[mythtv-users] Options for Backing up Myth data

Brian Wood beww at beww.org
Thu Dec 9 15:54:31 UTC 2010

On Thursday, December 09, 2010 08:37:29 am Greg Oliver wrote:

> I payed $80 for this burner last week.  Just have to grab them on
> sale:
> http://www.newegg.com/Product/Product.aspx?Item=N82E16827136181

Yeah, I paid about $90 for the one I have now, which even reads HD-DVDs 
(it may burn them as well, but I've never seen blanks of that format, 
nor can I think of any reason to want them).

> And today, buy dot com has 25GB discs for <$1 (and they are well
> reviewed on Amazon)
> http://www.buy.com/prod/memorex-4x-bd-r-media-25gb-120mm-standard-2-x
> -15-pack-spindle/q/loc/101/219035936.html

Wow, thanks, I'll order now.

Of course for backups I like the re-writable media :-)
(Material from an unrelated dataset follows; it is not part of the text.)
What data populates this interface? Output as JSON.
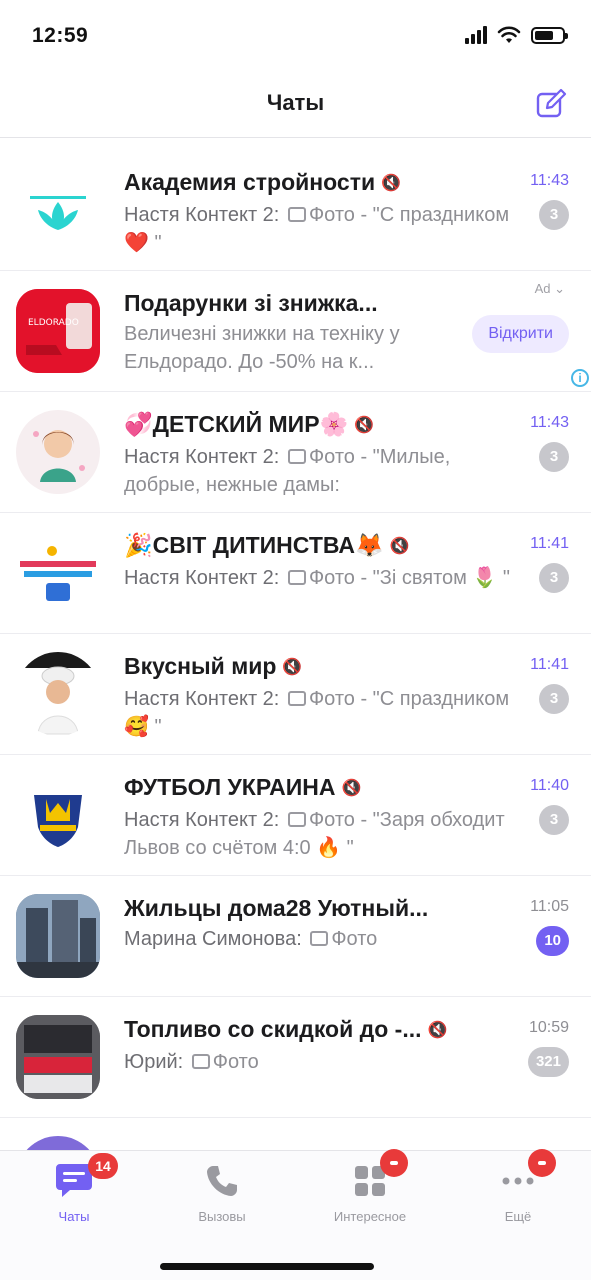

> Granted, at the same time I purchased (2) lightscribe DVD burners and
> 200 blanks for total $64  :)
> > Four years ago you could get a bare bones OEM DVD burner for
> > $40-$50, but "full featured" (ie: Lightscribe, mounting hardware,
> > software and retail packaging) units were closer to $90. Not that
> > those "features" were of much use to Myth users though.
> > 
> > But I would expect some reduction in BR burner cost in the next
> > year or two.
> > 
> >> > Or folks are using some other option
> >> 
> >> Flash drives are simply more convenient, and while smaller than
> >> BD-Rs, still offer plenty of space for most people.  The fact that
> >> they are read/writable on just about any computer also makes them
> >> far more useful.
> > 
> > Flash drives are OK for documents and photos, but they are pretty
> > much useless for any significant amount of video, especially HD.
> > The amount of data you can store on a flash drive is about what is
> > practical to store online.
> > 
> > But I'm just trying to find out what people are using, I'll put you
> > down as a vote for "flash drives" :-)
> I know that when I rsync to flash drives it can cripple the machine
> until complete if they are USB based.  The same device plugged into
> E-Sata behaves quite a bit better.

The Linux USB subsystem really does seem to chew up a lot of CPU, always 
has and I haven't seen much if any improvement in the last few years.

Some of this might be the "nature of the beast", but the problem is 
certainly not as noticeable with Windows, much as I hate to say that.